Cobar is gearing up for the Running On Empty Festival in October, with event co-organiser Ben Hewlett estimating around 2,000 visitors are coming for the weekend.
Running On Empty, filmed in 1982, is described as one of the most iconic Australian car movies ever made.
It features Mike, played by actor Terry Serio, who loves his fast cars and women.
According to the synopsis when Mike fancies the girlfriend of street racing king Fox, he gets way in over his head when he finds himself racing for his girl, his money and his life.
Through racing, nightclubs and small road trips (including one to the Cobar/Canbelego area) the film depicts what it was like to be a teenager in Australia in the 1980s.
A number of the movie’s scenes were filmed in and around Cobar and included stunts shot at the Old Res, the Pinky, Glen Hope Station and Canbelego.
Serio (also of 1990s Australian TV show Blue Heelers fame) will be coming to Cobar for the festival along with a number of other original actors from the movie.

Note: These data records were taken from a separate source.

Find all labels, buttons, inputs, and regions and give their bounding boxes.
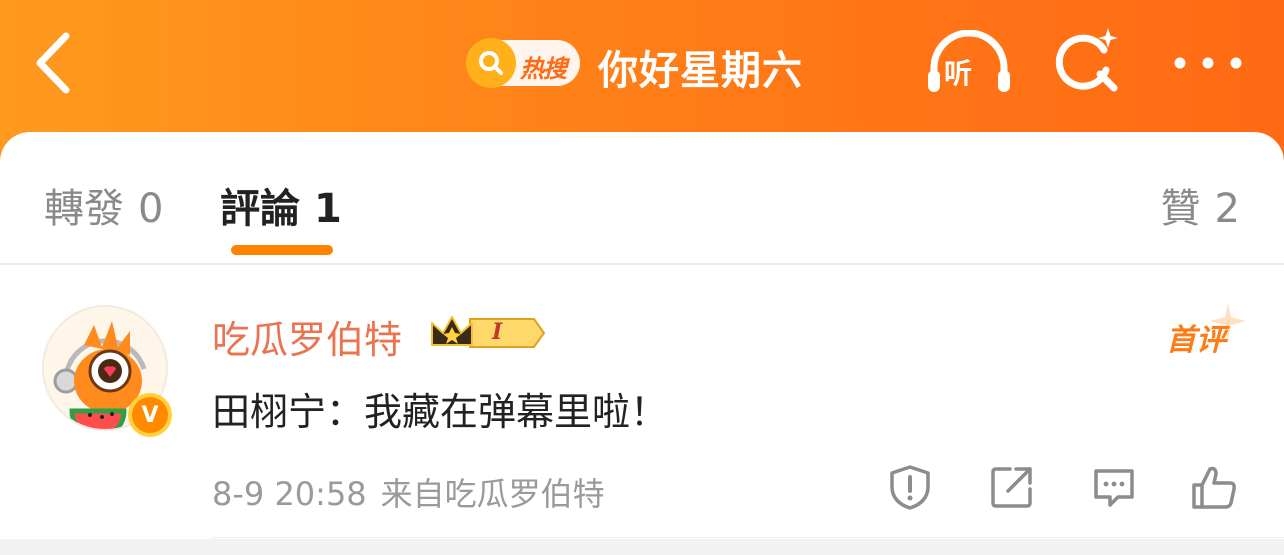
comment-time: 8-9 20:58 [212,475,367,513]
reply-button[interactable] [1090,463,1138,511]
fan-level-badge: I [428,313,546,353]
first-comment-badge: 首评 [1166,323,1226,358]
active-tab-indicator [231,245,333,255]
tab-likes-count: 2 [1214,186,1240,232]
fan-level-number: I [492,319,503,345]
like-icon [1192,466,1236,509]
reply-icon [1094,469,1134,507]
report-icon [890,465,930,510]
sparkle-search-icon [1055,28,1118,92]
section-separator [0,539,1284,555]
crown-icon [431,316,546,348]
tab-likes-label: 贊 [1160,186,1201,232]
topic-title: 你好星期六 [598,48,803,94]
vip-mark: V [141,402,159,428]
tab-comments-label: 評論 [220,186,300,232]
tab-reposts-count: 0 [138,186,164,232]
search-button[interactable] [1052,26,1124,98]
search-icon [466,38,516,88]
back-arrow-icon [36,32,70,94]
tab-comments[interactable]: 評論 1 [220,176,342,234]
comment-source: 来自吃瓜罗伯特 [380,475,605,513]
back-button[interactable] [30,30,90,96]
hot-search-badge[interactable]: 热搜 [466,38,580,88]
repost-button[interactable] [988,463,1036,511]
listen-label: 听 [944,57,973,90]
tab-likes[interactable]: 贊2 [1161,176,1240,234]
tab-bar: 轉發 0 評論 1 贊2 [0,132,1284,265]
divider [212,537,1284,538]
content-card: 轉發 0 評論 1 贊2 V 吃瓜罗伯特 I 首评 田栩宁：我藏在弹幕里啦！ 8… [0,132,1284,555]
tab-reposts[interactable]: 轉發 0 [44,176,163,234]
vip-v-icon: V [128,393,172,437]
like-button[interactable] [1190,463,1238,511]
more-dots-icon [1174,57,1242,69]
report-button[interactable] [886,463,934,511]
comment-meta: 8-9 20:58 来自吃瓜罗伯特 [212,469,605,515]
comment-text: 田栩宁：我藏在弹幕里啦！ [212,390,669,434]
username[interactable]: 吃瓜罗伯特 [212,309,402,364]
repost-icon [991,467,1032,508]
tab-reposts-label: 轉發 [44,186,124,232]
hot-search-label: 热搜 [520,55,567,83]
comment-item: V 吃瓜罗伯特 I 首评 田栩宁：我藏在弹幕里啦！ 8-9 20:58 来自吃瓜罗… [0,265,1284,555]
tab-comments-count: 1 [314,186,342,232]
listen-button[interactable]: 听 [926,30,1012,96]
more-button[interactable] [1170,46,1246,80]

The film’s stars are all keen to reunite at Cobar’s Running On Empty festival including Gerry Sont, who played Victor (and has also appeared in Home and Away); Jeffrey Rhoe, who portrayed Ram (and went on to act in Puberty Blues and Home and Away); Kristoffer Greaves who was Starter (and also of Mad Max 2, Babe: Pig in the City and Dead to the World fame); and Max Cullen, who portrayed Rebel, the blind owner of Rebel’s Garage at Canbelego, who has a long line of Australian TV and movie credits including Spider and Rose, The Flying Doctors, Secret Valley and Love My Way.
Along with the ‘human stars’ from the movie, the original FOX 1, the film’s 1970 Dodge 440-powered R/T Challenger, will also be a star attraction at the festival.
Visitors and locals will be in for a ‘fuelled up’ weekend of activities that include a screening of the movie, a cruise out to Canbelego where Rebel’s Garage was created for the movie, a Show ‘n’ Shine event, and a gala dinner.
Ben said festival is a fundraiser for two local projects, the RSL Sub Branch’s World War I monument and the Cobar Miner’s Memorial.